XXI

El cajero automático entona su canción monótona, mezcla de cálculos, lectura de códigos y actualizaciones, entre zumbidos y murmullos eléctricos. De música de fondo, se escuchan unos cantos bastante diferentes, de claro acento balcánico. Una mujer con un pañuelo negro en la cabeza, sentada de rodillas sobre un cartón; a su derecha, un bastón inclinado, a su izquierda, un vaso de plástico con algunas monedas. Está justo delante de la puerta.
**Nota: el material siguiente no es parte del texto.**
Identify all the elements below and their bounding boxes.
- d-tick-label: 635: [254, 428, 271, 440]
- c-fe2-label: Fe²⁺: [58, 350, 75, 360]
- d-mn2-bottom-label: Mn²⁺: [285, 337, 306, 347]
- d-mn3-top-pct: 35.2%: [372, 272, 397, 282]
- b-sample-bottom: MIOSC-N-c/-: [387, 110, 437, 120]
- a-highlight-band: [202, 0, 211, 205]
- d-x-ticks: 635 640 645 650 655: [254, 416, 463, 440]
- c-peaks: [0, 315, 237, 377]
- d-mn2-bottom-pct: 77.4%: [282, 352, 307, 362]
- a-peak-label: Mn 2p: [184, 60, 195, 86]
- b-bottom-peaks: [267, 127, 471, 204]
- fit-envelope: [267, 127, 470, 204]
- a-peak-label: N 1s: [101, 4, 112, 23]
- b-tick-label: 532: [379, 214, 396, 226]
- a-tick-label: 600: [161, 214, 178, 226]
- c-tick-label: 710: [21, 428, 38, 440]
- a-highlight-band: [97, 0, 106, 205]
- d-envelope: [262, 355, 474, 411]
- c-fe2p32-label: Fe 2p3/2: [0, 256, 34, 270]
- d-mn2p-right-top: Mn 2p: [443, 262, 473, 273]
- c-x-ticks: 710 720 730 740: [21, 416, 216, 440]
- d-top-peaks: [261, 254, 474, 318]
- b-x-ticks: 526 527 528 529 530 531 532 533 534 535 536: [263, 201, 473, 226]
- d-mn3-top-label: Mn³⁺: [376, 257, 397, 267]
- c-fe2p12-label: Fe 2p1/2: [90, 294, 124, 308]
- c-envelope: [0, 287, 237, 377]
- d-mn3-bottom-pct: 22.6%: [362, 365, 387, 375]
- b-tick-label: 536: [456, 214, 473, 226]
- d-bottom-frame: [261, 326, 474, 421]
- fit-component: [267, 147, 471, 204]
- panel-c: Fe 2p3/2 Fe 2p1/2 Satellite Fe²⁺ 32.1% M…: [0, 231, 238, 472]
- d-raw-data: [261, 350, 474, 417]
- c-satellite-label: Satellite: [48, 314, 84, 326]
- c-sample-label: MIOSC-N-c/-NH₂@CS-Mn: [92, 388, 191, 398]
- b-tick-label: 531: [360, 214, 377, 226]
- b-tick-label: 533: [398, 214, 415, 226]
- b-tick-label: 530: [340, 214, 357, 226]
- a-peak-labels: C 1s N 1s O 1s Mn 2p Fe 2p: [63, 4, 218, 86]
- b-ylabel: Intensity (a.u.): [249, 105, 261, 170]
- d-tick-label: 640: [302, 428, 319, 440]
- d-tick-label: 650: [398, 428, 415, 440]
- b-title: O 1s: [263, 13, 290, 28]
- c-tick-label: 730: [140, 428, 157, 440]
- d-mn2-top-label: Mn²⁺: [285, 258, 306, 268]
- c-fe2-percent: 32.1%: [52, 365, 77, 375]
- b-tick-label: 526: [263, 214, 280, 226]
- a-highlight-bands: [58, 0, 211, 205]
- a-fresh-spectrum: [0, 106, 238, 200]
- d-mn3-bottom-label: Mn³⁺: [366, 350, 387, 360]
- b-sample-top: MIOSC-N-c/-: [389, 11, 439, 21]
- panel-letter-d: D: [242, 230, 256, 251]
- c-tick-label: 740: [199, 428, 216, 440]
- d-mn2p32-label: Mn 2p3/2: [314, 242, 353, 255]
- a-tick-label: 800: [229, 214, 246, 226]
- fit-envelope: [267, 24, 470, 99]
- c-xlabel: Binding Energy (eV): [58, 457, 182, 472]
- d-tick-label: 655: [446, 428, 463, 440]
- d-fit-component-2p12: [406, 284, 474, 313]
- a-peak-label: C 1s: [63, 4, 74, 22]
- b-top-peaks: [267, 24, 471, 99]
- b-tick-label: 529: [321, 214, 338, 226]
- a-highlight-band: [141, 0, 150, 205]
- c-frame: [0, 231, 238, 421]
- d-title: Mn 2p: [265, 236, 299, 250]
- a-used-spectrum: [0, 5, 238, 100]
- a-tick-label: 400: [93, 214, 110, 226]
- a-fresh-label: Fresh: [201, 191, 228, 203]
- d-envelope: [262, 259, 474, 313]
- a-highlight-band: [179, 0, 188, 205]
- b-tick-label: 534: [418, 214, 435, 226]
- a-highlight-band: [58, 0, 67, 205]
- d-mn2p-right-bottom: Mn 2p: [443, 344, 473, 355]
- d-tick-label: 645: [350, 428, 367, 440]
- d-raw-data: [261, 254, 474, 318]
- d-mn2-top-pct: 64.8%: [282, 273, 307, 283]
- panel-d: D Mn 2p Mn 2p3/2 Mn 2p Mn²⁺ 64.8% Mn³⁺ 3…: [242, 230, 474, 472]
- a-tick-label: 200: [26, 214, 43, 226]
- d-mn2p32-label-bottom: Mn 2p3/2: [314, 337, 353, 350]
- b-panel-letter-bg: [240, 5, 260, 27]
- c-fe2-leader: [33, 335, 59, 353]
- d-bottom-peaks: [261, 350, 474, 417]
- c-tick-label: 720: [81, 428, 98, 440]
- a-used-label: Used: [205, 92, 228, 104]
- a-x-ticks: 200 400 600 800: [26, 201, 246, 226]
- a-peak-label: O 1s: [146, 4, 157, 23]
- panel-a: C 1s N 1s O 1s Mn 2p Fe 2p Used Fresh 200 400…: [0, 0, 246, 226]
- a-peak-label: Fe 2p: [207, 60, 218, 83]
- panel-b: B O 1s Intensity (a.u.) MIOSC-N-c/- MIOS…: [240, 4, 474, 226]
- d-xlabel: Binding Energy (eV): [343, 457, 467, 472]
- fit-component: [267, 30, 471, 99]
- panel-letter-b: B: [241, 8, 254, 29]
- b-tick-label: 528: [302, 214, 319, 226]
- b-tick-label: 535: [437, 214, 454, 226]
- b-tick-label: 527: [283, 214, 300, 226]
Al otro lado entona su canción de muerte y súplica. Sólo un cristal separa los dos mundos, pero es como si hubiera un abismo entre el interior y el exterior, cada vez de mayores proporciones. No hay nada a ocultar; todo es visible, la transparencia es total. La voz es el único testigo de un desarreglo profundo en el corazón de la ciudad. Debería escucharse.

XX

Tráfico intenso. Una esquina cualquiera en una gran ciudad. Un cartel visible: "Tengo hambre". Sobre unos cartones, una mujer de mediana edad, envuelta en varias capas de ropa, extiende la mano, como si fuera un acto reflejo, condicionado, que en algún momento alguien le ha enseñado a la fuerza. A su lado, una pequeña perra y su cachorros reposan quietos; los sedantes son un recurso habitual para pedir en la calle. Los amos de este negocio de la miseria, último eslabón del mundo laboral, conocen bien que los animales son el punto débil de las almas caritativas. La mujer lleva tatuado el nombre de "Mikaela" en el antebrazo. Es el nombre que le ha puesto su propietario. Otros la llaman simplemente mendiga. Los campos de concentración no son cosa del pasado.

XIX

Una mañana fría en una estación de autobuses. Pocos viajeros. Un hombre sentado en un banco de hierro, corpulento, un poco inclinado hacia delante. Lleva una cazadora negra desgastada, pantalones azules, zapatillas de deporte. Pelo desarreglado, medio calvo. Indiferente a lo que pasa a su alrededor, mira al vacío, inmóvil, como si no comprendiera nada. Sujeta entre las manos débilmente, a punto de caer, una mezcla de formularios, documentos de identidad y pasaportes. De cuando en cuando, baja la cabeza y mira las fotografías con una mezcla de estupefacción y asombro: no se reconoce. Vuelve a levantar la cabeza. No sabe quién es. No sabe qué hace ahí. Llega el autobús.